On 15 March 2021, the Chartered Institute of Taxation reported HMRC’s announcement that the deadline for registration of the trusts required to register under the Fifth Money Laundering Directive (see 7 Days) has been extended until summer 2022. HMRC confirmed that the IT system to administer the registrations will open in summer 2021, rather than March 2021 as originally planned. The legislation will be amended to provide a period of approximately 12 months for registration from the date when the IT system opens. Further updates and clarification from HMRC will be provided in due course.
On 16 March 2021, HMRC issued its latest newsletter updating stakeholders on issues in relation to the management and registration of pension schemes. The newsletter includes information on registration and enrolment for pension scheme practitioners, existing practitioner authorisations, accessing a locked Accounting for Tax Return, migration to the Managing Pension Schemes service, detail on signing in to online services and an update on pension scheme accounting.
On 18 March 2021, MaPS announced plans to launch a new consumer service to replace the three legacy brands of MAS, TPAS and Pension Wise. “MoneyHelper”, a single service providing money and pensions guidance over the phone, online and face-to-face, will be launched this summer.

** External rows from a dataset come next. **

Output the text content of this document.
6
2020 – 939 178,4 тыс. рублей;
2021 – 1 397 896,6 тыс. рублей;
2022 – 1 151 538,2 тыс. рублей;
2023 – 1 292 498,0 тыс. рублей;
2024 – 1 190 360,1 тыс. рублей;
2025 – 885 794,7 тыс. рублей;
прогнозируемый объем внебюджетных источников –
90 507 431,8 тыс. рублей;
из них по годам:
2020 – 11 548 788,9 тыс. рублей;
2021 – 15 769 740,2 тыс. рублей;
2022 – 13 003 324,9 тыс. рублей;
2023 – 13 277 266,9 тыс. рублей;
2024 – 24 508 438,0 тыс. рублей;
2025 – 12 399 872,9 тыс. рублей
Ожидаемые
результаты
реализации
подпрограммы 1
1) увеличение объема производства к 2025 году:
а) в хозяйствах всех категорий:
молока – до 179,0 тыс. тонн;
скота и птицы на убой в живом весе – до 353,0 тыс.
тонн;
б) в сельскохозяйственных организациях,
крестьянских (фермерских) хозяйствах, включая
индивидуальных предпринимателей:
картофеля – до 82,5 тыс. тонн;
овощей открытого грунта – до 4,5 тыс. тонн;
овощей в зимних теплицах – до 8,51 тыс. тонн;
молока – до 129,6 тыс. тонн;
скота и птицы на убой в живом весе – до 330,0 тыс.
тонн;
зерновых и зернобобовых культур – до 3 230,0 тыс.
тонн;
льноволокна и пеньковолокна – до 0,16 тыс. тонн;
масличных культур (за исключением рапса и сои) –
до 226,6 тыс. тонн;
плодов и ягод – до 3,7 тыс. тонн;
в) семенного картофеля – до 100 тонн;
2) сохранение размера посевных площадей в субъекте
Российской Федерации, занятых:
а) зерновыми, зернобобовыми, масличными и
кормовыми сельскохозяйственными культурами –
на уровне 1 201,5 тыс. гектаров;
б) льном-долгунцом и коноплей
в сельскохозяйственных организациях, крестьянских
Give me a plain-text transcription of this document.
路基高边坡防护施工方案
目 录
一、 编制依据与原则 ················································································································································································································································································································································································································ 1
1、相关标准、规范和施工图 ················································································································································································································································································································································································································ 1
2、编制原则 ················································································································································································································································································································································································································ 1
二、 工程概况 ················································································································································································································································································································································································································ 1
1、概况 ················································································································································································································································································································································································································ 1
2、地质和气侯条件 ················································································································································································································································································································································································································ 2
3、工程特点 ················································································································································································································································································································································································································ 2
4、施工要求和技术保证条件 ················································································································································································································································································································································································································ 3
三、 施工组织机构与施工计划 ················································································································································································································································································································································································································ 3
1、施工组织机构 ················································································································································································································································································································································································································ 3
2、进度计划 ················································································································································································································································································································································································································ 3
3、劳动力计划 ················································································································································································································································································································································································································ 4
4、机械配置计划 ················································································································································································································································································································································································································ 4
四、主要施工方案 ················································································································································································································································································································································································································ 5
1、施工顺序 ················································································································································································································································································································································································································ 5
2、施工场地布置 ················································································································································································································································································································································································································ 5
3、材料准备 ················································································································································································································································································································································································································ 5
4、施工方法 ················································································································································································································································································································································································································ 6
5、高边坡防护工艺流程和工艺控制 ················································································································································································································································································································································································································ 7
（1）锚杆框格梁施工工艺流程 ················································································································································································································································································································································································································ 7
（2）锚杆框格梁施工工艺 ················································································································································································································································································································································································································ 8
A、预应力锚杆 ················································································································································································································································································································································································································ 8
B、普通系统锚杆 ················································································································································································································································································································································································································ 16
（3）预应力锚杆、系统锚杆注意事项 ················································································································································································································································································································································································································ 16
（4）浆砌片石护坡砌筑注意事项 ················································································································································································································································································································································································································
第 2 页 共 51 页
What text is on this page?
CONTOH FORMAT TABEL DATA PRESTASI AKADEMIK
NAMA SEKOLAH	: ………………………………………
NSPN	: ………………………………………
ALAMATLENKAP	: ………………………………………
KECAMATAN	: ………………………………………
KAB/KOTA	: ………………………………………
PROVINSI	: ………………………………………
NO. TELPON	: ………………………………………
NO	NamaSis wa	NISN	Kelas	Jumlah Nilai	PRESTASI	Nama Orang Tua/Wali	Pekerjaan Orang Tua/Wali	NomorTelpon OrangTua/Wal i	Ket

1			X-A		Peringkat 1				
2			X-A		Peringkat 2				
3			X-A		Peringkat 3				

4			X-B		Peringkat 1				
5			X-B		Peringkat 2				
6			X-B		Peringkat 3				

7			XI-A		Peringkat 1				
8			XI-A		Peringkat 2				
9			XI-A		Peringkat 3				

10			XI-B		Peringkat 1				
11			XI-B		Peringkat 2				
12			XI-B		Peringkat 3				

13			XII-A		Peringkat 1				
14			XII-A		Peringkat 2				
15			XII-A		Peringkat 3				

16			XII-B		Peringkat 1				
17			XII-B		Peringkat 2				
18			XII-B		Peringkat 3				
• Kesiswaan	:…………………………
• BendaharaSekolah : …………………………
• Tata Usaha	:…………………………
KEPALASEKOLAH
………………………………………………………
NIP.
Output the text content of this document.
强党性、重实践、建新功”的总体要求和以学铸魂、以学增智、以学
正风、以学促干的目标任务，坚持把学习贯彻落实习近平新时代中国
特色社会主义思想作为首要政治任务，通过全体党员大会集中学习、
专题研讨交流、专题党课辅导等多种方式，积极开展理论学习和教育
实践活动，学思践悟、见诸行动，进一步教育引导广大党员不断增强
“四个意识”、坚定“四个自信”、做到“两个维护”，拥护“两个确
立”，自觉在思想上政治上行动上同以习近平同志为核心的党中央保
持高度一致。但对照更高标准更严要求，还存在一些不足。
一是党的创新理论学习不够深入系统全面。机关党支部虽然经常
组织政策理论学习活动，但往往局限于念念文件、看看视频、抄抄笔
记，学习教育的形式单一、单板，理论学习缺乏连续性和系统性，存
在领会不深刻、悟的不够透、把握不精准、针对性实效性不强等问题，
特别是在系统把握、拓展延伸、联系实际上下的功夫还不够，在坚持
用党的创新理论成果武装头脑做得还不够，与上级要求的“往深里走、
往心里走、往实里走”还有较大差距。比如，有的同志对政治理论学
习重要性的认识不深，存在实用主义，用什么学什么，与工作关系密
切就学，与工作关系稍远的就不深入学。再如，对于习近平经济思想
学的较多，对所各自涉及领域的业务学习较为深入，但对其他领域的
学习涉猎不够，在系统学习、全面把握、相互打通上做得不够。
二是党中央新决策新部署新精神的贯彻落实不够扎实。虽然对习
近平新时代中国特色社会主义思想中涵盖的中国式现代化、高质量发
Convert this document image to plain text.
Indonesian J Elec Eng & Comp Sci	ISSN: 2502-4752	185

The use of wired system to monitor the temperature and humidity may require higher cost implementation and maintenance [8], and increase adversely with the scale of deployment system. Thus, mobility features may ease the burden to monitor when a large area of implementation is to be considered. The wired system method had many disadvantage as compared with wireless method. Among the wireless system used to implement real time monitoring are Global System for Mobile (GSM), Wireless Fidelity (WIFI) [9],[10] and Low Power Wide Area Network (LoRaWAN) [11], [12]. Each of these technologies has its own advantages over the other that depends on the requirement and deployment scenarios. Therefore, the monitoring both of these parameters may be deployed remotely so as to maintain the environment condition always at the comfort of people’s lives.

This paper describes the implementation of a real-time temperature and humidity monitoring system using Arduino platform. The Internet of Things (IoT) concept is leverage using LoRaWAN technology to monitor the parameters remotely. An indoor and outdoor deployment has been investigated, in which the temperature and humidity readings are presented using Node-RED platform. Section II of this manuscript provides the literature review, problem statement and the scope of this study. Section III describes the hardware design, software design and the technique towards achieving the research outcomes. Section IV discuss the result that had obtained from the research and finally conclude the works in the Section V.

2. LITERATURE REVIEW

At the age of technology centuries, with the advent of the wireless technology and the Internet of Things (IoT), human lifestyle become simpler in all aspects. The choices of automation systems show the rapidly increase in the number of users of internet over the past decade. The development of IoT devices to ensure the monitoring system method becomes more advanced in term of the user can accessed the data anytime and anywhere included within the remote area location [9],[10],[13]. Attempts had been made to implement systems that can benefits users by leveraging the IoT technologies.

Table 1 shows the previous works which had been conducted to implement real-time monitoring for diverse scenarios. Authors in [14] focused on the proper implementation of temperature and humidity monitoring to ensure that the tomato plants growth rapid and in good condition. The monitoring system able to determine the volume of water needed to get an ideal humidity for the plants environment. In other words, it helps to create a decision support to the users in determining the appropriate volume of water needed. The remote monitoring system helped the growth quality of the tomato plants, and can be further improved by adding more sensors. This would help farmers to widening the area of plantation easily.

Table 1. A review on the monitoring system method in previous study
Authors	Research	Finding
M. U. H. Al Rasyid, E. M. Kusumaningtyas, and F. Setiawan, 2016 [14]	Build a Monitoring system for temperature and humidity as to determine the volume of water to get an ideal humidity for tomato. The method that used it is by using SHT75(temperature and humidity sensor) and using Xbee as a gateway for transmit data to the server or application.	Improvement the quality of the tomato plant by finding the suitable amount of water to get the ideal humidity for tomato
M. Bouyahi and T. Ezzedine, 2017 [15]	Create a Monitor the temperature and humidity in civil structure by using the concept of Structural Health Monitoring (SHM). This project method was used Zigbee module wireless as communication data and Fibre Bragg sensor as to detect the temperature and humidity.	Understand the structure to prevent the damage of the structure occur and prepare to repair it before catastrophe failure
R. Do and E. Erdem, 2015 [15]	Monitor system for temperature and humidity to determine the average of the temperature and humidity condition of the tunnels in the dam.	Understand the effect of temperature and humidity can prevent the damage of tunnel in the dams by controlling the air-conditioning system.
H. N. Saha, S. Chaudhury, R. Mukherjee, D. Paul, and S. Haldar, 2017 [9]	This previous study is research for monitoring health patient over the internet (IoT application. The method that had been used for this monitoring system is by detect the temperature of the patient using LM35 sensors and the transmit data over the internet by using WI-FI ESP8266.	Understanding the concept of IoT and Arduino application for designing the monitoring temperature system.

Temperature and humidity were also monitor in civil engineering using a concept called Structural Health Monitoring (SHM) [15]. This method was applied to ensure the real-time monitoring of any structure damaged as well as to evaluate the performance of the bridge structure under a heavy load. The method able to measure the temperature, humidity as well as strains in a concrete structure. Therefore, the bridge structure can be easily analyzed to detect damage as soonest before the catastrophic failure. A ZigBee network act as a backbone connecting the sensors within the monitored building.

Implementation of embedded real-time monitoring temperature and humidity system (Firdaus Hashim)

Pension Wise, which provides guidance for people aged 50 and over about their pension options, will continue as a named service under the MoneyHelper umbrella.
MaPS is working with stakeholders across the UK to ensure that they are ready to signpost to MoneyHelper services and content when the brand begins to be rolled out from early June 2021. A toolkit and guide for stakeholders will also be produced to facilitate the changeover to MoneyHelper.
The National Audit Office has published a report covering the changes to the public service pensions landscape since the 2011 Hutton Review. The report provides background on public service pensions, outlines recent long-term trends in pension costs and benefits and future projections, and highlights future challenges including the effect of recent cases.
On 18 March 2021, TPO published a document entitled “Panels and Independent Financial Advisers”, which gives “generic information and guidance” on its approach to the provision of factual information in respect of IFAs. TPO covers the considerations that must be borne in mind where schemes do decide to provide members with a list of IFAs, its expectations, and the potential risks (including where processes are not sufficient in the selection and monitoring of that list). Schemes contemplating taking this path should ensure they have reviewed the guidance document.
On 17 March 2021, TPR launched a consultation on the first phase of its work, bringing together 10 of its 15 current codes in 51 new “modules” (and in doing so, reducing its page count for these by nearly half). Calling for industry views on its efforts to create “a clearer, more accessible single code of practice”, the consultation runs until 26 May 2021.
A key change is that governance expectations have been updated to reflect the Occupational Pension Schemes (Governance) (Amendment) Regulations 2018, which were designed to implement certain requirements of the second European Pensions Directive, better known as IORP II (see our Alert).
Further modules of TPR’s current codes will be consulted on, and its guidance generally reviewed, in due course.
See our Alert for further detail.
On 16 March 2021, TPR published its annual report on UK DB and hybrid schemes, using data submitted via the scheme return and effective as at 31 March 2020. The report offers information and analysis on scheme status and memberships, funding regimes and public service DB schemes.